Incident at Bujumbura International Airport

The engine blast reactor of a Boeing 747 was hit at Bujumbura International Airport last Saturday, 20th December 2014. According to Albert Maniratunga, the airport’s Chief Executive Officer, agent incompetence was the major contributing factor.-By Diane Uwimana

The aircraft hit by the blast barrier ©Iwacu

The aircraft hit by the blast barrier ©Iwacu

“The cause of this incident was that the marshal agents misjudged the height of the aircraft”, reported Maniratunga. According to Maniratunga, the incident was caused by mis-estimation of the height of the motor reactor by the marshallers on the large plane. As a result, the plane was guided incorrectly, causing the collision. “The cowling was hit but the engine itself, and the turbine remained intact.” Albert Maniratunga stated that there were several factors leading to the incident.

Sobugea, the organization responsible for providing marshallers and for loading and offloading cargos have apparently recently been replaced at Bujumbura airport.

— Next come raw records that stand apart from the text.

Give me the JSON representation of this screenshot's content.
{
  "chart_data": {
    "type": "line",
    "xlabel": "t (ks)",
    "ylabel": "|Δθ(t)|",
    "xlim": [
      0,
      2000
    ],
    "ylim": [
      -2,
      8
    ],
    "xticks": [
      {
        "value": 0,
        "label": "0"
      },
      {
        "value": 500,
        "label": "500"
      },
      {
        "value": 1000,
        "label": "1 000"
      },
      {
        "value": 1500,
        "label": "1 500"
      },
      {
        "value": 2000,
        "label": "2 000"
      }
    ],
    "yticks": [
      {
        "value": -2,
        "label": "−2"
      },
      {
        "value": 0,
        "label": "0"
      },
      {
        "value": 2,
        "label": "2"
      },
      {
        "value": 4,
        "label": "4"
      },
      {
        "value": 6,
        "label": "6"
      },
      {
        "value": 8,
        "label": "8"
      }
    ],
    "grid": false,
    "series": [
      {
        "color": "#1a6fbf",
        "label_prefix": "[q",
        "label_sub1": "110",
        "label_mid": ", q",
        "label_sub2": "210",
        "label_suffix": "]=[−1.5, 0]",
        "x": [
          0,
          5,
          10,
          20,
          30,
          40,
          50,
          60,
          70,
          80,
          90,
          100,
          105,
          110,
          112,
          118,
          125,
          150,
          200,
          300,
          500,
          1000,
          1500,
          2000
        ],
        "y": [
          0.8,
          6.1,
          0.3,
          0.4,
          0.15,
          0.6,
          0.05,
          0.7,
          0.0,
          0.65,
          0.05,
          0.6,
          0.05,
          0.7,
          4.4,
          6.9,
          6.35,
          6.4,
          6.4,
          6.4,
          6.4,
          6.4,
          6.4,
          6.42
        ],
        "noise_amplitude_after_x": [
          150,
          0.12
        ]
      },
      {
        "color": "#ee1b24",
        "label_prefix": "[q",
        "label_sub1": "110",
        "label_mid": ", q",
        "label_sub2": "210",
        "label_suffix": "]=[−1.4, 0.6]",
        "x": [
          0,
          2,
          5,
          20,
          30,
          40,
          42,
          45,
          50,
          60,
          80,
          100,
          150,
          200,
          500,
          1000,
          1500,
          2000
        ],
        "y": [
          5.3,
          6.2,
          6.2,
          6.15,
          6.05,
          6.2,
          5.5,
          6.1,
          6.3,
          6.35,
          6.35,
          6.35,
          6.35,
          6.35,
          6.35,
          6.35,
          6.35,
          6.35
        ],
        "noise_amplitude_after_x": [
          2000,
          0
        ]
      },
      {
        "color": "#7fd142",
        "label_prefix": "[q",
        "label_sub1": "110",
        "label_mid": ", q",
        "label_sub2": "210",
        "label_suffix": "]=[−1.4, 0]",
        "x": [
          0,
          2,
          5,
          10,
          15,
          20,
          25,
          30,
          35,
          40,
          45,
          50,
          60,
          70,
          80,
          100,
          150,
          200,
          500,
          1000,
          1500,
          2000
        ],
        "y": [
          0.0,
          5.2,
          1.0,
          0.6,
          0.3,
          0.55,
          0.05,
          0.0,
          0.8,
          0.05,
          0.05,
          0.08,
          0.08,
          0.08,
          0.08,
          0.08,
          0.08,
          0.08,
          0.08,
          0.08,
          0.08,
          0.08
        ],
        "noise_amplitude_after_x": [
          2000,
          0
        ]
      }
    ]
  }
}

The newly replaced marshallers were inexperienced and not familiar with this particular, very large aircraft.

“Our responsibility is to welcome and position all aircraft landing at our airport, under the Chicago convention”, states Maniratunga. The new agents had received a month worth of training, in which they practiced using a van in place of an aircraft or a plane.

Albert Maniratunga assured that ground staff at the airport will receive further training. He stated, “It is true that our agents must learn how to park plane and aircraft on the ground but step by step, they will learn.”
Maniratunga confirms that the civil aviation participates in a security audit every four years as ordered by the International Civil Aviation Organization to ensure safety standards are in place.
Sobugea have been responsible for providing marshals to Bujumbura International Airport since the airport was opened in 1952. Each staff is trained according to specific aircraft type and size, as the dimensions and resulting requirements differ considerably according to plane.
Maniratunga situates blame for the incident firstly to marshallers who should have correctly judged the size of the plane and provided indication as to how and where it should park. And secondly to the pilot who should have been able to estimate the size of his plane compared to the blast barrier.